Yes he does! The man's orgasm simply has to be the second priority in sex and the penis should be used to assist the woman's orgasm before it gets a look in! Any man who hasn't worked that out by 25 is a bit selfish frankly.

annandale Fri 03-Jun-16 18:02:45

True reddish, I don't come at all with a partner and have a very fixed routine but some time ago decided to experiment with gasp what actually feels good in sex rather than what is supposed to feel good.

MyNameIsReddish Sat 04-Jun-16 04:19:38

Crikey, we are a lot older than 25 grin.
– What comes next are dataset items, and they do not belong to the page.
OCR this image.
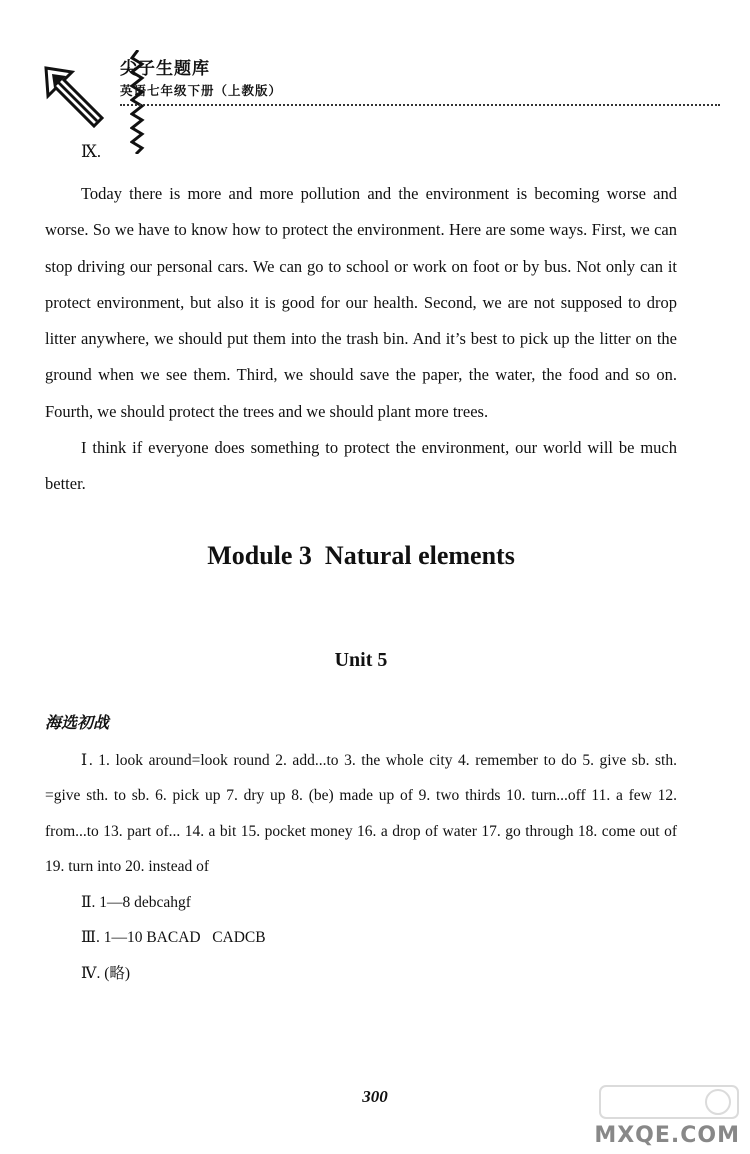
尖子生题库
英语七年级下册（上教版）
Ⅸ.

Today there is more and more pollution and the environment is becoming worse and worse. So we have to know how to protect the environment. Here are some ways. First, we can stop driving our personal cars. We can go to school or work on foot or by bus. Not only can it protect environment, but also it is good for our health. Second, we are not supposed to drop litter anywhere, we should put them into the trash bin. And it’s best to pick up the litter on the ground when we see them. Third, we should save the paper, the water, the food and so on. Fourth, we should protect the trees and we should plant more trees.

I think if everyone does something to protect the environment, our world will be much better.

Module 3  Natural elements
Unit 5
海选初战

Ⅰ. 1. look around=look round 2. add...to 3. the whole city 4. remember to do 5. give sb. sth. =give sth. to sb. 6. pick up 7. dry up 8. (be) made up of 9. two thirds 10. turn...off 11. a few 12. from...to 13. part of... 14. a bit 15. pocket money 16. a drop of water 17. go through 18. come out of 19. turn into 20. instead of

Ⅱ. 1—8 debcahgf
Ⅲ. 1—10 BACAD   CADCB
Ⅳ. (略)
300
MXQE.COM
Slow learners, obviously.

I think DP likes to imagine that what works for him will automatically be great for me, and that if I don't come it's still fine as I enjoy it in other ways. I need to find a way to persuade him gently that I would like my orgasm to get a look in too!

OP’s posts: |
MyNameIsReddish Sat 04-Jun-16 04:22:06

The man's orgasm simply has to be the second priority in sex and the penis should be used to assist the woman's orgasm before it gets a look in!

This sounds marvellous! But I think the problem comes from me too - I would feel selfish and self-conscious just focusing on me like this. blush

OP’s posts: |
BackToTheCaveman Sat 04-Jun-16 07:13:10

This sounds marvellous! But I think the problem comes from me too - I would feel selfish and self-conscious just focusing on me like this

Why? Your partner should want to concentrate on you. Then the second part you concentrate on him. Then you are both satisfied.

Also I highly recommend a vibrating cock ring. They are great from both perspectives. Female from the sensation, male because it cuts down the required movement and makes things last a lot longer.

annandale Sat 04-Jun-16 08:10:29

Selfish and self conscious -two concepts that will stop you getting to orgasm as sure as shooting.

SeemsLegit Sat 04-Jun-16 08:18:01

If you feel pressure to get yours out of the way it's never going to be a satisfying experience for you. I've never had decent sex because I think in my head that the end point of sex is the man's orgasm and I've never been forthright enough to insist that I get some sort of pleasure out of sex too!